The injury death rate among Aboriginal infants/children is almost four times higher than the Canadian population – Aboriginal toddlers are 15 times more likely to drown than other children. Why? Because many communities are close to open water that are used for livelihood, transportation and recreation and have less access to swimming lessons/lifesaving training. The need to provide training in swimming and injury prevention has been identified as necessary by Aboriginal communities.

  • develop a culture of water safety

  • engage/foster collaboration among families, communities and the injury prevention sector

  • establish linkages between the Canadian Red Cross, Safe Kids Canada and Aboriginal communities.

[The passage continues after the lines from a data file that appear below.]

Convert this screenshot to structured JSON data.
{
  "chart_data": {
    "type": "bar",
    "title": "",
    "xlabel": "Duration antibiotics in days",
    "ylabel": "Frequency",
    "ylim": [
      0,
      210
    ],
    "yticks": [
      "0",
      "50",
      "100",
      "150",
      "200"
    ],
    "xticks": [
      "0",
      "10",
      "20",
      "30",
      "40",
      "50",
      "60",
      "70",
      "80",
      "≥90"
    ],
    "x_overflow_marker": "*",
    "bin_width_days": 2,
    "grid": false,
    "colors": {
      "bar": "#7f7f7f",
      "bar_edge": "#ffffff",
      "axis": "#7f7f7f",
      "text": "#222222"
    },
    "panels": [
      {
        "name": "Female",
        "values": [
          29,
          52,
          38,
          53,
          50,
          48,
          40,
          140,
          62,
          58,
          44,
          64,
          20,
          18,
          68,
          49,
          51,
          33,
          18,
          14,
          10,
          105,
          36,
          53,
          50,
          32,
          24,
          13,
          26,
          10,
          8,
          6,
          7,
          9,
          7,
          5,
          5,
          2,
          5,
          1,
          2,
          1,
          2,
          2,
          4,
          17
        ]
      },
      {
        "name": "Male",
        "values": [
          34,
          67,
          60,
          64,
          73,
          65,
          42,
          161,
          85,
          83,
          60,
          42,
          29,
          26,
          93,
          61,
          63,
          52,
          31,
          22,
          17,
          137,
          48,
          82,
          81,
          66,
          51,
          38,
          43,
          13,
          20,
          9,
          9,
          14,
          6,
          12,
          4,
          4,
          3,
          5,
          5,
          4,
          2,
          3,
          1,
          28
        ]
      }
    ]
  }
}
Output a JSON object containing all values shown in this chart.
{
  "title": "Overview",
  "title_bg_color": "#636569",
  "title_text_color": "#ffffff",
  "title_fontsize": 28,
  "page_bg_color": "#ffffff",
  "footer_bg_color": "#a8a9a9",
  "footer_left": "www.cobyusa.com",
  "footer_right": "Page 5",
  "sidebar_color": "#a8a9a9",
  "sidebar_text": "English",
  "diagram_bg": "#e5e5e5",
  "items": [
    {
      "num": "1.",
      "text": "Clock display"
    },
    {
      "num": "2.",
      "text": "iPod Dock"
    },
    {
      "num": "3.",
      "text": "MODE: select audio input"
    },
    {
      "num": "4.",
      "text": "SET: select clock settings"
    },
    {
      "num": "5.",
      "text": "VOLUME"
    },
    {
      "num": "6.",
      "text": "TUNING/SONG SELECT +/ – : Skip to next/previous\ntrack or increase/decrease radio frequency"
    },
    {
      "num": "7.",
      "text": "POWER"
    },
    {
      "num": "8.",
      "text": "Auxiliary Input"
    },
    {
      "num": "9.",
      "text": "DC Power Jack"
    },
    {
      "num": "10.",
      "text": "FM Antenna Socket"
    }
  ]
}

Canadian Red Cross and Safe Kids Canada consulted with Aboriginal communities to develop a shared responsibility approach and create effective messaging/teaching strategies that used the learn to swim/first aid programmes and drowning prevention resources. The learn to swim/first aid programmes target specific age group to address the causes of injury for each. Education programmes teach children how to swim and parents how to prevent drowning, injuries in their home and their community.

Year One

  • communities were identified

  • learn to swim programme was developed in consultation with parents, extended families, elders and other community members and in an Aboriginal friendly learning environment

  • over 100 children and parents were trained in swimming and injury prevention.

Year Two

  • two Aboriginal teens/adults were trained as water safety instructors in six reserves

  • water safety information starts to become part of a new safety culture

  • reserves have new knowledge and instructors provide annual lessons and support parents to make environments safer

  • increased access to first aid training and trained people who assist others.